Therapiemöglichkeiten

Eine kurzfristige Symptommilderung durch Antibiotika und Antihistaminika wird diskutiert. Die Erregerausscheidung bleibt davon jedoch unberührt.

Prophylaxe

Impfungen sind möglich, derzeit ist jedoch in Deutschland kein Impfstoff zugelassen. Die Erregerausscheidung kann durch eine Impfung verringert und somit der Infektionsdruck gesenkt werden. Die Impfung bietet aber keinen Schutz vor Infektion und Erkrankung. Darüber hinaus kommt es nach der Impfung zu einem positiven Tuberculin-Intrakutantest durch Kreuzreaktion.

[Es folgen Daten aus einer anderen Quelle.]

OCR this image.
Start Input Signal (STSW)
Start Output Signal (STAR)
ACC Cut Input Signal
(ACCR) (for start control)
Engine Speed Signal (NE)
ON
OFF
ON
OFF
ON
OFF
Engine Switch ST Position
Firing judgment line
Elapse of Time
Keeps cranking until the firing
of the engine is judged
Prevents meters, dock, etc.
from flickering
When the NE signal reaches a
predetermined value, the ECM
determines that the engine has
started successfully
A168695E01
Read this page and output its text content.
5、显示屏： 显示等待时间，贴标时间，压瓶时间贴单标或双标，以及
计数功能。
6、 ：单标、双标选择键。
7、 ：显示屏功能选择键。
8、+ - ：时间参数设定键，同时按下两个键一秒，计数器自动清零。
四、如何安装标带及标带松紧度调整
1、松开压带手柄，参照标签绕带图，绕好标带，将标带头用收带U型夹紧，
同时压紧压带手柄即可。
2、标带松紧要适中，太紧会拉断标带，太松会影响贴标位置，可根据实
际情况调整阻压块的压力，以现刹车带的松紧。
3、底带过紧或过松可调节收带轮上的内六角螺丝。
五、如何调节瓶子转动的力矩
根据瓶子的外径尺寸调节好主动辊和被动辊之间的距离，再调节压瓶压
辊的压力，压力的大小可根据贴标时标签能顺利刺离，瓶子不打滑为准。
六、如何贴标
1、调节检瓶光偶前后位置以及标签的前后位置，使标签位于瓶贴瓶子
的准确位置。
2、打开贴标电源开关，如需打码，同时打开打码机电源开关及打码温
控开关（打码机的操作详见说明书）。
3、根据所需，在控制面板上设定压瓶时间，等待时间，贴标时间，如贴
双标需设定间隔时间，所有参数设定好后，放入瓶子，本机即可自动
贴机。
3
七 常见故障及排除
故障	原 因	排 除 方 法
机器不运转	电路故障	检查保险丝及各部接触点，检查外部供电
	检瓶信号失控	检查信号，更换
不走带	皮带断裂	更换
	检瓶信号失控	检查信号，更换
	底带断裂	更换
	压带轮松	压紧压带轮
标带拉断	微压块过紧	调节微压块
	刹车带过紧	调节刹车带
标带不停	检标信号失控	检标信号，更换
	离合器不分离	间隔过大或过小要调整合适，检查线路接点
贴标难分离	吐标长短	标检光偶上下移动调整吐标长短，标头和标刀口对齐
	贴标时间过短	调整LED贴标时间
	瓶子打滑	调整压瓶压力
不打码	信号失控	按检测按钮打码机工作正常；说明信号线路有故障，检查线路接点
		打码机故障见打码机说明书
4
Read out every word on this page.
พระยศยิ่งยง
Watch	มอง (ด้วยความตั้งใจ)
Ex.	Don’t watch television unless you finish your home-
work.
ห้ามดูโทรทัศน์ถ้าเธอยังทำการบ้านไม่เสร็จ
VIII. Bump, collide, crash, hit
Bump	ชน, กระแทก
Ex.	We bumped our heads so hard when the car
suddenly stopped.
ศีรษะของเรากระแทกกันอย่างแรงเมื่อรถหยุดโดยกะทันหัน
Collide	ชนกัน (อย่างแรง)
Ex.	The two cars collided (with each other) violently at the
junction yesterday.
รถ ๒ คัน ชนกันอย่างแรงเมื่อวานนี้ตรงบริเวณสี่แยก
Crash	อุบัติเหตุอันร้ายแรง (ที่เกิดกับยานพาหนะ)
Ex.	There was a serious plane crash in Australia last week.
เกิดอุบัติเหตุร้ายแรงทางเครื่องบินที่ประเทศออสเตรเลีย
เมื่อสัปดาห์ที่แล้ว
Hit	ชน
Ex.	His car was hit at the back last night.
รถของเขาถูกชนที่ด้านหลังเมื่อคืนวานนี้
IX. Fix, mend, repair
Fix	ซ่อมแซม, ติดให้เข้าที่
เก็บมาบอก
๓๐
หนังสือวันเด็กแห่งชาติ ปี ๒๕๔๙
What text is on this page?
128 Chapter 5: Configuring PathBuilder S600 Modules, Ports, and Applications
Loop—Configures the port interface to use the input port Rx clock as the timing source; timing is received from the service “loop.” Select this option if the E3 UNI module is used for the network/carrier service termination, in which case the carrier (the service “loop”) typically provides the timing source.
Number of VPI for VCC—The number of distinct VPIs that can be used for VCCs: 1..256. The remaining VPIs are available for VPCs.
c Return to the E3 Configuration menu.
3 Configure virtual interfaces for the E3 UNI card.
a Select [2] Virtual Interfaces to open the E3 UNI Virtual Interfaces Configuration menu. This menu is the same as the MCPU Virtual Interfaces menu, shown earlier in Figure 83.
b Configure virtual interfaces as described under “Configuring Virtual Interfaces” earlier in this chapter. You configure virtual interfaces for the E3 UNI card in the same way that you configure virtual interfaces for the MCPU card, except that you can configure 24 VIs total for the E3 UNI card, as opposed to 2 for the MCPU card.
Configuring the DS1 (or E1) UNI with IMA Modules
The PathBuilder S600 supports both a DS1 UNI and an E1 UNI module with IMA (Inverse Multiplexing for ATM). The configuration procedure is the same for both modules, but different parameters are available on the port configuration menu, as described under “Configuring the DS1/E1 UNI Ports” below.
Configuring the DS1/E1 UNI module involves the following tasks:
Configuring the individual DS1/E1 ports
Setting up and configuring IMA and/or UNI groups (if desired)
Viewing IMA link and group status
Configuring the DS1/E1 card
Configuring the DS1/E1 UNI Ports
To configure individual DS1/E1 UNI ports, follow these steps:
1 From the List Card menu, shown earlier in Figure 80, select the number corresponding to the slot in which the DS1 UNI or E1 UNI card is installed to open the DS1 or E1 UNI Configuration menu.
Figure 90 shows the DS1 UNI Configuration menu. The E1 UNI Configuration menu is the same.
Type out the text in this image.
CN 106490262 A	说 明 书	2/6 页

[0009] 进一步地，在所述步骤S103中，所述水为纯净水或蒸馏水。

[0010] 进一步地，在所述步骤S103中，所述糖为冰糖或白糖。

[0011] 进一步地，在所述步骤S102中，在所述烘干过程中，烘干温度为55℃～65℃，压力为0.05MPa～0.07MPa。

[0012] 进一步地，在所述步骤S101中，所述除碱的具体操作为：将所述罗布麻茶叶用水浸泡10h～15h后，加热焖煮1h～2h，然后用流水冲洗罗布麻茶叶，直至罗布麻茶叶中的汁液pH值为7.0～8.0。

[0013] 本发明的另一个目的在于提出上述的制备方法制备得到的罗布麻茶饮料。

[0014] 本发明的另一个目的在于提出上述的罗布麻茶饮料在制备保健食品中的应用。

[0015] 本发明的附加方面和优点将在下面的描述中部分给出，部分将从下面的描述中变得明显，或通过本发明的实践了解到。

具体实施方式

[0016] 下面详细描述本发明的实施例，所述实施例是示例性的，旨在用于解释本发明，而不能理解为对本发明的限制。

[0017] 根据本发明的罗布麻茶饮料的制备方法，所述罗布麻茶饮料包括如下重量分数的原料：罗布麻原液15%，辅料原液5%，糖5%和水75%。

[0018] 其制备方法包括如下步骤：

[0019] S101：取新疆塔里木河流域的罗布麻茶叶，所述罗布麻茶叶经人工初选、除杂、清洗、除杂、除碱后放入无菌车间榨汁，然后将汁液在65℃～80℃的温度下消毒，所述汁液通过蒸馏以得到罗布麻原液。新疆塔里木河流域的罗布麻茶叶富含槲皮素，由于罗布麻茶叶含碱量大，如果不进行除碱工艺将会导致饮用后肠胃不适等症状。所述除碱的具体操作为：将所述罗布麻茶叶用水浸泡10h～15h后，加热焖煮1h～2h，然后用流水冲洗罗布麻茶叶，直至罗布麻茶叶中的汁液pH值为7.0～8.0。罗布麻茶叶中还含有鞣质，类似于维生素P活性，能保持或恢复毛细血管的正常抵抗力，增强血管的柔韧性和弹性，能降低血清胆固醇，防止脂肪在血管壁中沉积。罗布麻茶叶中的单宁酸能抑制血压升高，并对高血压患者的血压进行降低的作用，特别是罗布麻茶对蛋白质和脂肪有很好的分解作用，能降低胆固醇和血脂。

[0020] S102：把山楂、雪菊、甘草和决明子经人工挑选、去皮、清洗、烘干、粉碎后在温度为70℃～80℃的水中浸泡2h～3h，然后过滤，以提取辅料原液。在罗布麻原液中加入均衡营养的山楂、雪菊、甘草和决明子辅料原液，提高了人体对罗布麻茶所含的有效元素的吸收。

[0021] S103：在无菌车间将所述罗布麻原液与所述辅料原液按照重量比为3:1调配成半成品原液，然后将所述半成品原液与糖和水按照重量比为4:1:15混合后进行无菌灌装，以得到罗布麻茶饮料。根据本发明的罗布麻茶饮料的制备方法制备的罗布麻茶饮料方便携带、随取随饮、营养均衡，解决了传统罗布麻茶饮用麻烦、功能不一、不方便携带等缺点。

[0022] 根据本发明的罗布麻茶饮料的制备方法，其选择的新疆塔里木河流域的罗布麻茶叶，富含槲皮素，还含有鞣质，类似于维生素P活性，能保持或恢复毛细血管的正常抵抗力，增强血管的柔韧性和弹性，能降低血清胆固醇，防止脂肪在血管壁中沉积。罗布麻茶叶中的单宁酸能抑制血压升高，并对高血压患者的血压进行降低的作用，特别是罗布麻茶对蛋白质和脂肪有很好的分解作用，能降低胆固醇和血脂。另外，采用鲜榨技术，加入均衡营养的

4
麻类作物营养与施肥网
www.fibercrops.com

Prophylaktisch sollten folgende Hygienemaßnahmen eingehalten werden: Jede Geburt sollte überwacht werden, Kälber von infizierten Kühen sollten nach der Geburt sofort von der Mutter getrennt und isoliert werden und Kolostrum und Milch nur von unverdächtigen Kühen verabreicht werden. Jungtiere sollten nicht auf Weiden getrieben werden, auf denen im vorhergehenden Jahr Kühe oder andere Wiederkäuer waren, oder auf die Gülle aus infizierten Beständen ausgebracht worden ist.

Wissenswertes

Da Mycobakterium avium ssp. paratuberculosis äußerst hitzestabil ist, besteht laut Bundesanstalt für Milchforschung (BAfM) die Möglichkeit, dass durch das übliche Pasteurisieren der Trinkmilch nicht alle Erreger abgetötet werden. Diskutiert wird ein Zusammenhang zwischen der Paratuberkulose des Rindes mit der seltenen Stoffwechselerkrankung Morbus Crohn des Menschen. Die Erkenntnisse sind jedoch derzeit noch nicht gesichert.